For something that was thrown together on the hoof in response to the now defunct All-Ireland football quarter-final groups (Super 8s), the provincial round-robins in hurling have proved a surprisingly resilient success.
Now that their third iteration is complete with just provincial finals to come, what are the lessons (or in the sporting vernacular, ‘learnings’) of the format and its impact?
It's proved a robustly open competition. Yet again, the final weekend had something on the line for everyone and a late upheaval in the Leinster pecking order.
Only four counties have got out of their province in all three years and eight of the nine frontline counties have had a crack at the All-Ireland stages – Waterford and its sorrowful mysteries proving the exception, of which more below.
Clare beat them comprehensively on Sunday to top the Munster table and confirm the county – which has neither a provincial nor All-Ireland title during these years – as maybe, surprisingly, the most consistent of the round-robin era. They are top of a three-year table on 17 points, one ahead of Limerick.
The novelty of the format includes the provision of home matches to all counties, a departure from bigger provincial venues taking nearly all the fixtures. As a mechanism for levelling off, it may be losing impact in the Munster championship, where in the successive years of 2018, ’19 and this season, home wins have gone from 5-2 to 5-5 to 4-5.
In fact, no county in the province at this stage has an unbeaten home record over the three years in question.
In Leinster, Galway have made themselves the only undefeated county in round-robin fixtures at their own venue, Pearse Stadium – an interesting statistic given how long and hard the county had to fight for the right to play on their side of the Shannon.
There is a downside. The rapid sequence of matches in a short space of time means that a struggling team can find itself in serious trouble with no way out – because of injuries, suspension or loss of form.
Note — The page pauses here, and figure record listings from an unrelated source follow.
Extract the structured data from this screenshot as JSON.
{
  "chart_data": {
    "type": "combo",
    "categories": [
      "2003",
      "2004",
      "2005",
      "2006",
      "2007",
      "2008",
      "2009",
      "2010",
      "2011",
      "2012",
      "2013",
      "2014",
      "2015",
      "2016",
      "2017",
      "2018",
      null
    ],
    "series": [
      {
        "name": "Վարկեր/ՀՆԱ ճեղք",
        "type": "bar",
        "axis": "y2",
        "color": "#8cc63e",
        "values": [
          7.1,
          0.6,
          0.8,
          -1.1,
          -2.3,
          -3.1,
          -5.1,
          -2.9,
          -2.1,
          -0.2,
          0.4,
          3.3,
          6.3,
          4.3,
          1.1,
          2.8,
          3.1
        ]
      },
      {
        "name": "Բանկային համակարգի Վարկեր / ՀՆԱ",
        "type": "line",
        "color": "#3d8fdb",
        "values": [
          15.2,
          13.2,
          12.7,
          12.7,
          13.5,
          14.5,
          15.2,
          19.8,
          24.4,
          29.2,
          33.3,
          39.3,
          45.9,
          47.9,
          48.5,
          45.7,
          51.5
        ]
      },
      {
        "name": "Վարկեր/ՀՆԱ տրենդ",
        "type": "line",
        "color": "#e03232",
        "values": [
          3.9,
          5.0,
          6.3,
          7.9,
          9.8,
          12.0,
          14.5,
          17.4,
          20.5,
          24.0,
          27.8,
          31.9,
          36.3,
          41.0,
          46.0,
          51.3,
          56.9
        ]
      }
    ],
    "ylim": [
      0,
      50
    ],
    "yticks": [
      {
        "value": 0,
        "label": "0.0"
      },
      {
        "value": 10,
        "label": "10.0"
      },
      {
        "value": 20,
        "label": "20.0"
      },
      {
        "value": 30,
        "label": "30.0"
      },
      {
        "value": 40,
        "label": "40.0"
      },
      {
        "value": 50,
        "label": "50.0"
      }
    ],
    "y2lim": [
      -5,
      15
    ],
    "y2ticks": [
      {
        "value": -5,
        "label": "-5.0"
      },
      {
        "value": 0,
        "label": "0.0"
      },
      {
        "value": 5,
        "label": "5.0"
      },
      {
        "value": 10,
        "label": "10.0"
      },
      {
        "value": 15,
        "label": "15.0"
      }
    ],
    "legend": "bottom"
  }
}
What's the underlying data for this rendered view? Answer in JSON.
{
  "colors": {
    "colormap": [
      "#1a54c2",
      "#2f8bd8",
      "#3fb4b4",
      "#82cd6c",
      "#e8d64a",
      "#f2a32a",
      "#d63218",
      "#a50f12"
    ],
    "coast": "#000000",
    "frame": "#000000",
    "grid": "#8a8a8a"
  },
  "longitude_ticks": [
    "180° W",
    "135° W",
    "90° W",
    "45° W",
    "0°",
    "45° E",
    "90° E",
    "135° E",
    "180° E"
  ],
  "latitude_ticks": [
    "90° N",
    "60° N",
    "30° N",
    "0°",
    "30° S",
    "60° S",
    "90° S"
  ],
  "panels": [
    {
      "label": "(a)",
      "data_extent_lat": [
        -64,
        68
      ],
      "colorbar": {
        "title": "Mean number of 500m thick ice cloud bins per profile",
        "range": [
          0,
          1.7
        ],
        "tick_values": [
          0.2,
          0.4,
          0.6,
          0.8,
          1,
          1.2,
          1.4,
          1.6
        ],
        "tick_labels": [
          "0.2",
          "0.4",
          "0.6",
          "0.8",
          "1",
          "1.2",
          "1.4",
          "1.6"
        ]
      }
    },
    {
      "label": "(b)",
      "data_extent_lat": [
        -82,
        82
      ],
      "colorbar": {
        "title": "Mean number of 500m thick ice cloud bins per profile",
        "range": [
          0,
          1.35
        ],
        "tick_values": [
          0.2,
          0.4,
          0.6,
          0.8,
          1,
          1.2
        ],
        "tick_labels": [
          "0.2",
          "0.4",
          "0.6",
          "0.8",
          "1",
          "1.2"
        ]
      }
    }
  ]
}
Then there is the effect on provincial finals. Are the provinces primarily set up to provide three All-Ireland qualifiers or two provincial finalists and a spare? It’s pretty clear that for most managers it’s the former but any supposed loss of cachet for the finals, which represent the most traditional of occasions, has not been borne out by experience.
All six (seven if we count the 2018 Leinster replay) of the provincial finales have been well contested and frequently memorable.
The occasions may have the feel of a spur line off the main track – and to an extent were proved as much when neither of the provincial winners in those years went on to add the All-Ireland – but Cork, Limerick, Galway and Wexford in 2019, especially, were all pleased to lift the trophies.
Leinster has always been distorted by the presence of the fifth team, coming and going from the McDonagh Cup. This year, the addition of another team from that tier made for less than riveting fixture lists, with generally just one match between the top counties in any given week.
It was also seen as unfair to one county, as was the experience of Offaly and Carlow in the first two years, to have to play the four top sides with little prospect of a breakthrough and as result, morale draining away with every match.
This year, having Westmeath as well as Laois in the round-robin and stipulating that they shouldn’t meet until the final match kept the teams on their toes – to the extent that Westmeath took a point off Wexford in the penultimate round before soundly defeating Laois last Saturday.
The capacity of the format to facilitate changed fortunes was emphasised at the weekend when Wexford launched an unexpectedly successful raid on Kilkenny to leapfrog Dublin on the final day. It was a haymaker performance from Darragh Egan's team, whose morale after an encouraging league ended in disaster had looked shattered.
It was also noted that he had the nerve to persevere with the side that had dropped a point to Westmeath and challenge them to show that they were better than that.
Change of fortune, two: Cork became the first team to lose its opening two matches and still qualify from a provincial round-robin. For Tipperary, to finish bottom of the Munster table after the worst beating from their closest rivals in 80 years left the future every bit as grim a prospect as the present is proving.
They have won three All-Irelands since Cork’s last but that cohort has reached the end of the road.
Has Liam Cahill? It would have appeared unthinkable just seven weeks ago but the scale of the disintegration has been overwhelming. One local said that Waterford was just commencing the seven stages of grief and was still in shock.
It’s short odds, however, that things will move pretty swiftly through denial and straight on to anger. After an All-Ireland final, two semi-finals and a league, this championship has come as the first big setback in Cahill’s managerial career.
He won’t want to leave on those terms and deserves another opportunity. It’s been an intense three seasons, crammed into little more than 18 months and the sense of deflation must be numbing.
Players ultimately decide these matters. They must have the honesty to acknowledge that what happened was simply a short campaign beset by runaway adversity. The manager may have questions to answer but so too do most of the players. They need to be strong enough to set aside whatever damage to relationships occurred during what was a particularly turbulent time and reset for the good of Waterford hurling.